Visualizing Tabular Data
Lesson 2 with Elizabeth Green
Lesson Objectives
- Meet the “grammar of graphics” for ggplot2
- Trust us: this is better than base R’s
plot
- Learn to layer visual elements on top of tidy data
- Glimpse the vast collection of ggplot2 options
Specific Achievements
- Create “aesthetic mappings” between variables and geometries
- Build boxplots, scatterplots, smoothed lines and histograms
- Style plots with colors, annotate them with labels
- Repeat plots for different subsets of data
Getting Started
Let’s start by loading a few packages along with a sample dataset, which is the animals table from the Portal Project Teaching Database.
library(dplyr)
animals <- read.csv('data/animals.csv',
na.strings = '') %>%
select(year, species_id, sex, weight) %>%
na.omit()
Omitting rows that have missing values for the species_id
, sex
, and weight
columns is not strictly necessary, but it will prevent ggplot from returning missing values warnings.
Layered Graphics
As a first example, this code plots each invidual’s weight by species:
library(ggplot2)
ggplot(animals,
aes(x = species_id, y = weight)) +
geom_point()
The ggplot
command expects a data frame and an aesthetic mapping. The aes
function creates the aesthetic, a mapping between variables in the data frame and visual elements in the plot. Here, the aesthetic maps species_id
to the x-axis and weight
to the y-axis.
The ggplot
function by itself does not display anything until we add a geom_*
layer, in this example a geom_point
. Layers are literally added, with +
, to the object created by the ggplot
function.
Individual points are hard to distinguish in this plot. Might a boxplot be a better visualization? The only change needed is in the geom_*
layer.
ggplot(animals,
aes(x = species_id, y = weight)) +
geom_boxplot()
Add geom_*
layers together to create a multi-layered plot:
ggplot(animals,
aes(x = species_id, y = weight)) +
geom_boxplot() +
geom_point()
Each geom_*
object accepts arguments to customize that layer. Many arguments are
common to multiple geom_*
functions, such as those for adding blanket styling
to the layer.
ggplot(animals,
aes(x = species_id, y = weight)) +
geom_boxplot() +
geom_point(color = 'red')
The color
specification was not part of aesthetic mapping between data and
visual elements, so it applies to the entire layer.
The stat
parameter, in conjunction with fun.y
, provide the ability
to perform on-the-fly data transformations.
ggplot(animals,
aes(x = species_id, y = weight)) +
geom_boxplot() +
geom_point(
color = 'red',
stat = 'summary',
fun.y = 'mean')
The geom_point
layer definition illustrates two features:
- With
stat = 'summary'
, the plot replaces the raw data with the result of a summary function, defined byfun.y
. - Setting
color = red
applies one color to the whole layer.
Associating color (or any attribute, like the shape of points) to a variable is
another kind of aesthetic mapping. Passing the color
argument to the aes
function works quite differently than assiging color to a geom_*
.
ggplot(animals,
aes(x = species_id, y = weight,
color = species_id)) +
geom_boxplot() +
geom_point(stat = 'summary',
fun.y = 'mean')
Smooth Lines
The geom_smooth
layer adds a regression line with confidence intervals (95% CI by default). The method = 'lm'
parameter specifies that a linear model is used for smoothing.

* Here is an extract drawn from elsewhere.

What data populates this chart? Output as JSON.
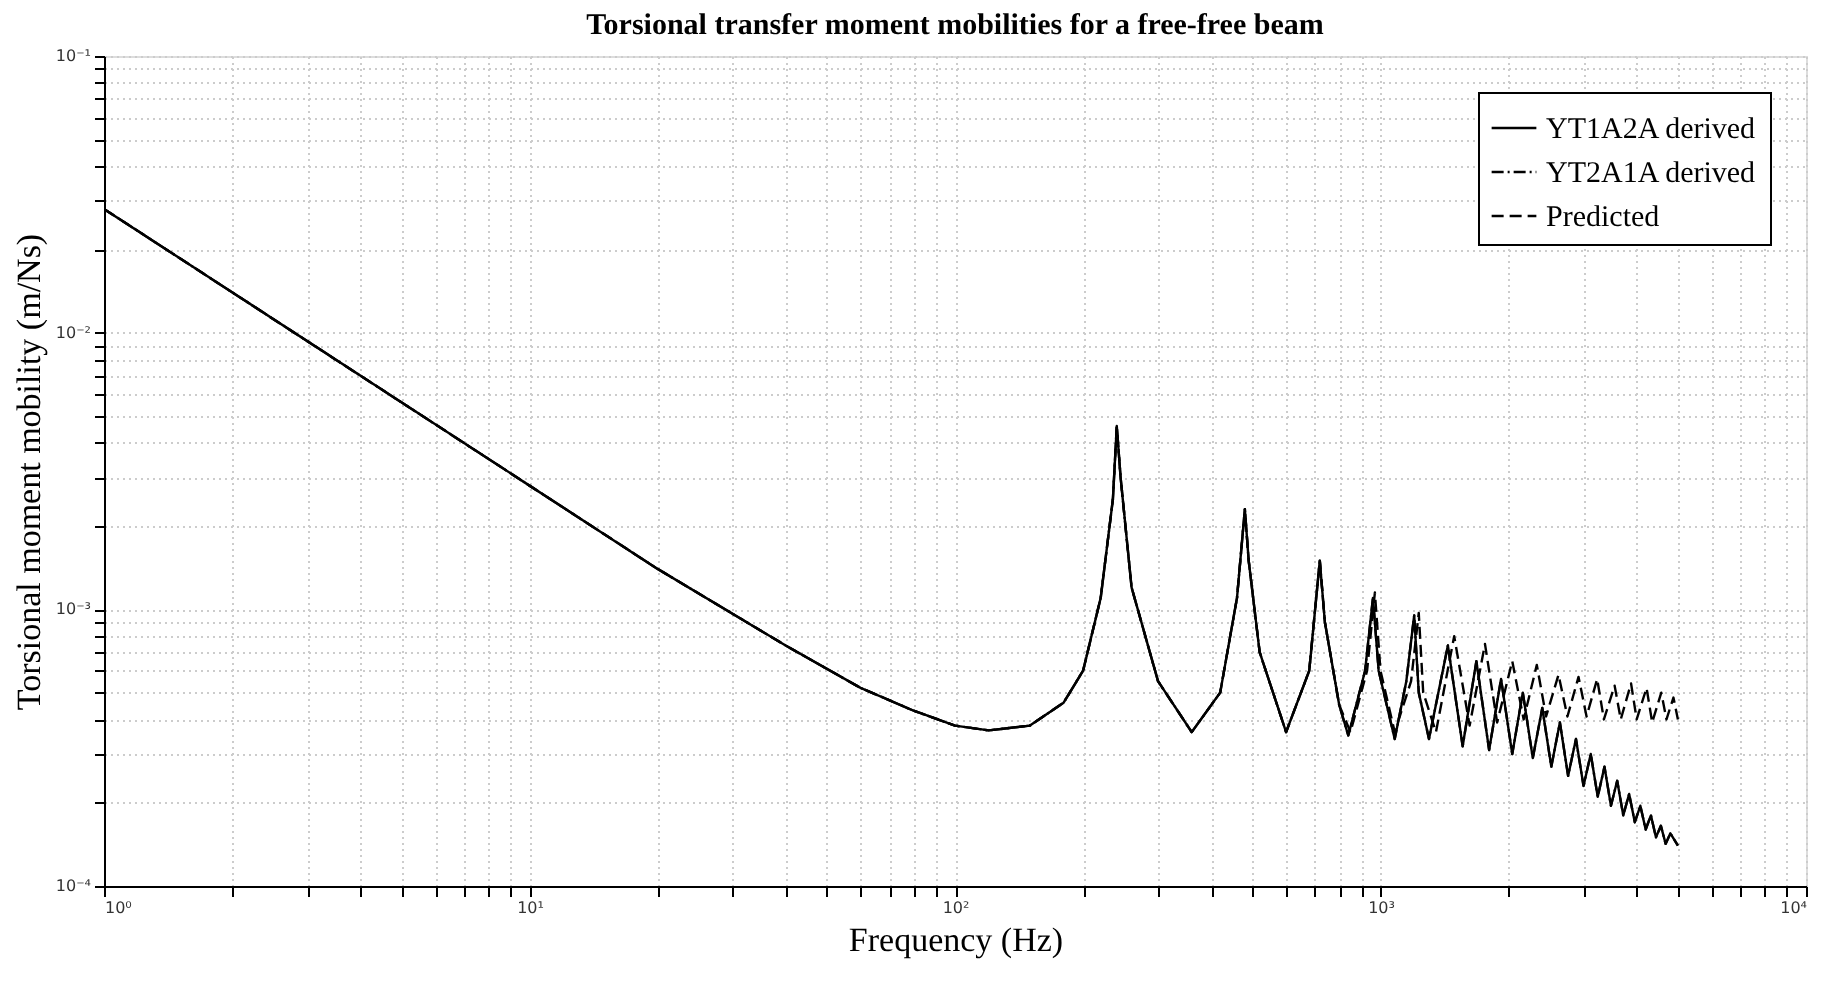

Load some data you might use for a linear model with a categorical predictor of a continuous response.
levels(animals$sex) <- c('Female', 'Male')

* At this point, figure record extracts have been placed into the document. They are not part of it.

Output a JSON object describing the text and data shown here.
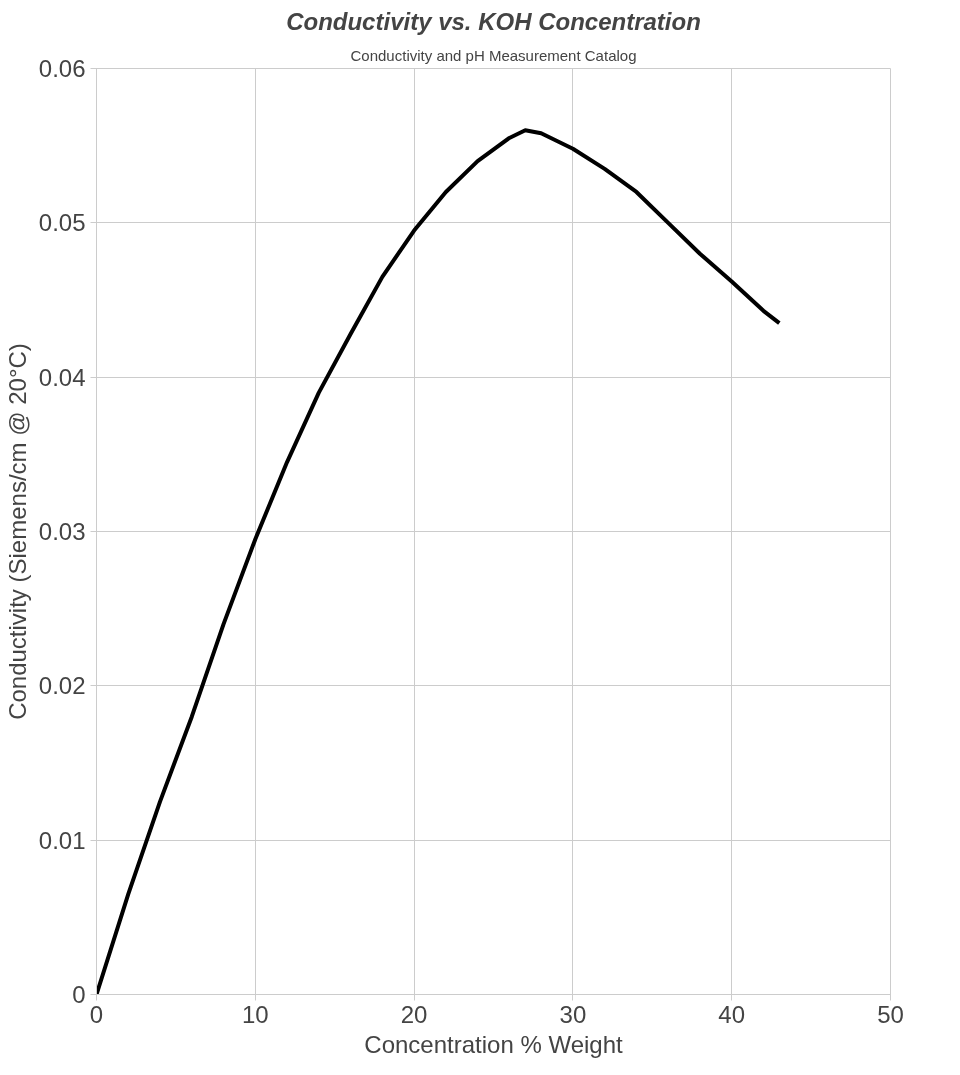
{
  "chart_data": {
    "type": "line",
    "title": "Conductivity vs. KOH Concentration",
    "subtitle": "Conductivity and pH Measurement Catalog",
    "xlabel": "Concentration % Weight",
    "ylabel": "Conductivity (Siemens/cm @ 20°C)",
    "x": [
      0,
      2,
      4,
      6,
      8,
      10,
      12,
      14,
      16,
      18,
      20,
      22,
      24,
      26,
      27,
      28,
      30,
      32,
      34,
      36,
      38,
      40,
      42,
      43
    ],
    "series": [
      {
        "color": "#000000",
        "values": [
          0,
          0.0065,
          0.0125,
          0.018,
          0.024,
          0.0295,
          0.0345,
          0.039,
          0.0428,
          0.0465,
          0.0495,
          0.052,
          0.054,
          0.0555,
          0.056,
          0.0558,
          0.0548,
          0.0535,
          0.052,
          0.05,
          0.048,
          0.0462,
          0.0443,
          0.0435
        ]
      }
    ],
    "xlim": [
      0,
      50
    ],
    "xticks": [
      0,
      10,
      20,
      30,
      40,
      50
    ],
    "ylim": [
      0,
      0.06
    ],
    "yticks": [
      0,
      0.01,
      0.02,
      0.03,
      0.04,
      0.05,
      0.06
    ],
    "grid": true,
    "marker": "none",
    "line_style": "solid"
  }
}
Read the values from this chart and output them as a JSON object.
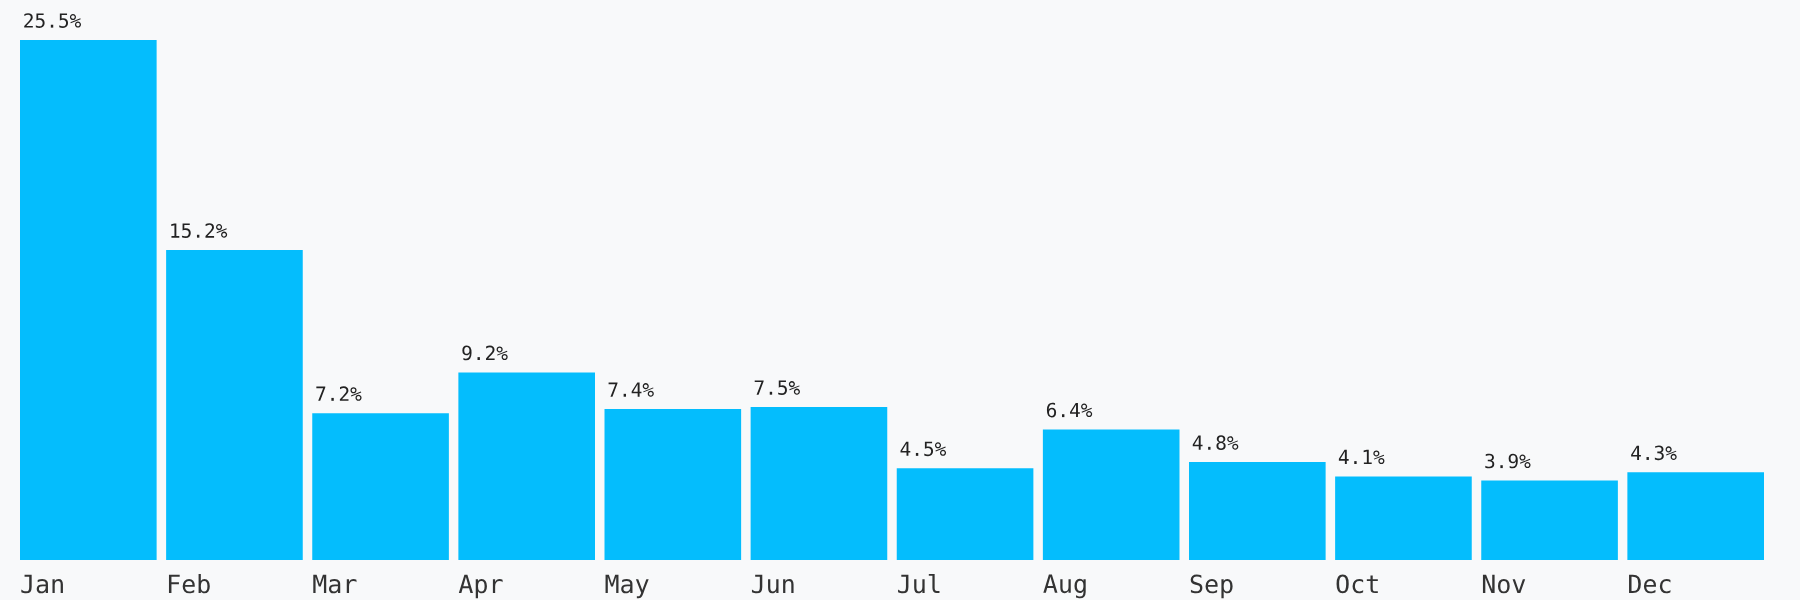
{
  "chart_data": {
    "type": "bar",
    "categories": [
      "Jan",
      "Feb",
      "Mar",
      "Apr",
      "May",
      "Jun",
      "Jul",
      "Aug",
      "Sep",
      "Oct",
      "Nov",
      "Dec"
    ],
    "values": [
      25.5,
      15.2,
      7.2,
      9.2,
      7.4,
      7.5,
      4.5,
      6.4,
      4.8,
      4.1,
      3.9,
      4.3
    ],
    "value_labels": [
      "25.5%",
      "15.2%",
      "7.2%",
      "9.2%",
      "7.4%",
      "7.5%",
      "4.5%",
      "6.4%",
      "4.8%",
      "4.1%",
      "3.9%",
      "4.3%"
    ],
    "color": "#04bdfd",
    "grid": false,
    "legend": false
  }
}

animals_dm <- filter(animals,
species_id == 'DM')
With a categorical predictor mapped to an aesthetic element, the geom_smooth
call will separately apply the lm
method. The result hints at the significance
of the predictor.
ggplot(animals_dm,
aes(x = year, y = weight, shape = sex)) +
geom_point(size = 3,
stat = 'summary', fun.y = 'mean') +
geom_smooth(method = 'lm')
Even better would be to distinguish everything (points and lines) by color.
ggplot(animals_dm,
aes(x = year, y = weight,
shape = sex, color = sex)) +
geom_point(size = 3,
stat = 'summary', fun.y = 'mean') +
geom_smooth(method = 'lm')
Notice that by adding aesthetic mappings in the base aesthetic (in the ggplot
command), it is applied to any layer that recognizes the parameter.
Storing and Re-plotting
The output of ggplot
can be assigned to a variable. It is then possible to add
new elements to it with the +
operator. We will use this method to try
different color scales for a stored plot.
year_wgt <- ggplot(animals_dm,
aes(x = year, y = weight,
color = sex, shape = sex)) +
geom_point(size = 3,
stat = 'summary',
fun.y = 'mean') +
geom_smooth(method = 'lm')
The plot information stored in year_wgt
can be used on its own, or with
additional layers.
> year_wgt
By overwriting the year_wgt
variable, the stored plot gets updated with the
black and red color scale.
year_wgt <- year_wgt +
scale_color_manual(
values = c('black', 'red'))
> year_wgt
Figures are constructed in ggplot2 as layers of shapes, from the
axes on up through the geom_*
elements. Natural file types for storing these
figures at “infinite” resolution are PDF (for print) or SVG (for online).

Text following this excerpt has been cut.